En definitiva, mis esperanzas radican en otra consecuencia de la interrelación del mundo globalizado moderno. Las sociedades del pasado carecían de arqueólogos y no disponían de televisión. Mientras los habitantes de la isla de Pascua estaban muy ocupados deforestando las tierras altas de su superpoblada isla para establecer plantaciones agrícolas en el siglo XV, no tenían ningún modo de saber que al mismo tiempo, a miles de kilómetros hacia el este y el oeste, la sociedad noruega de Groenlandia y el Imperio jemer sufrían simultáneamente una decadencia terminal, mientras que los anasazi habían desaparecido unos cuantos siglos antes, la sociedad clásica maya, unos pocos siglos más atrás y la Grecia micénica, dos mil años antes. Hoy día, no obstante, encendemos la televisión o la radio o abrimos el periódico y vemos, oímos o leemos acerca de lo que sucedió en Somalia o Afganistán hace unas pocas horas.
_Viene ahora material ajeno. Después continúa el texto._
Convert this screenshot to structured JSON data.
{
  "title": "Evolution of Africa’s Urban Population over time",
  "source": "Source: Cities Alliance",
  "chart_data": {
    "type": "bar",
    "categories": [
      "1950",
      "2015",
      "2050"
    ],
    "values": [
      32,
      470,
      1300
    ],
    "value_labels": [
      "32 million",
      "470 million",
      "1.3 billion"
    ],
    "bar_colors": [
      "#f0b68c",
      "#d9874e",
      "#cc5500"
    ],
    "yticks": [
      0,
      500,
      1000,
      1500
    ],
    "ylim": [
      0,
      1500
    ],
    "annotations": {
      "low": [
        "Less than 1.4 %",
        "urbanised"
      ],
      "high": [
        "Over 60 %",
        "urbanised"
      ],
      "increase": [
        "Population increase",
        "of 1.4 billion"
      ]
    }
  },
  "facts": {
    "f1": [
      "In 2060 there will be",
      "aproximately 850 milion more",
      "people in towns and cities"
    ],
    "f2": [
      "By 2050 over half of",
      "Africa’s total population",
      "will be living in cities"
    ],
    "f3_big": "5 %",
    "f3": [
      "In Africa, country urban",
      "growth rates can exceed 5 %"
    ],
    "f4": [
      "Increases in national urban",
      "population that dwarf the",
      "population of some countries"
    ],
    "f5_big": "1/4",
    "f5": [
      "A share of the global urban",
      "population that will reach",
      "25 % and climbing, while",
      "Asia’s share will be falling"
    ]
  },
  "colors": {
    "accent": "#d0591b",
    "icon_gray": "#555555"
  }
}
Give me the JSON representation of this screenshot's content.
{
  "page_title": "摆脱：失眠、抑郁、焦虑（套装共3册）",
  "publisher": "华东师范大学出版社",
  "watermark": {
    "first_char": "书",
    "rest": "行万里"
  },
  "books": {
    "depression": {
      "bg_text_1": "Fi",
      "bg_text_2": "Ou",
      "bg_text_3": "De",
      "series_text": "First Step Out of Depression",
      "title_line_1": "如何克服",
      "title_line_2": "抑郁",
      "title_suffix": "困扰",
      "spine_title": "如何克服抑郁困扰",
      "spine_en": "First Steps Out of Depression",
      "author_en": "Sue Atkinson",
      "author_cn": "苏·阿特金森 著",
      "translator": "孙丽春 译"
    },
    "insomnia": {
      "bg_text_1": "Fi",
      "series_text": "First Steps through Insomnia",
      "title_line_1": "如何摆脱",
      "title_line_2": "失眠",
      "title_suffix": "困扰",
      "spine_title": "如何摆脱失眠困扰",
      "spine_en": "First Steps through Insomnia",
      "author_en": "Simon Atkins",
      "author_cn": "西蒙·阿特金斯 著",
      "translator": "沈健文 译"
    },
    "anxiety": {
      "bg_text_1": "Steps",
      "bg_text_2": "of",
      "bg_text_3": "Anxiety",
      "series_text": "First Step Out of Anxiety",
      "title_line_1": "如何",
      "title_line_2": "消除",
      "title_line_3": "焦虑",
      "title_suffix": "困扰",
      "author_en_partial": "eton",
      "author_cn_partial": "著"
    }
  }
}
Nuestros libros y documentales de televisión nos muestran con gran detalle gráfico por qué los habitantes de la isla de Pascua, los mayas clásicos y otras sociedades del pasado desaparecieron. Así pues, tenemos la oportunidad de aprender de los errores de pueblos remotos y de pueblos del pasado. Esta es una oportunidad de la que no gozaron las sociedades del pasado. Mi esperanza al escribir este libro es que haya suficiente gente que decida aprovechar esa oportunidad para marcar una diferencia.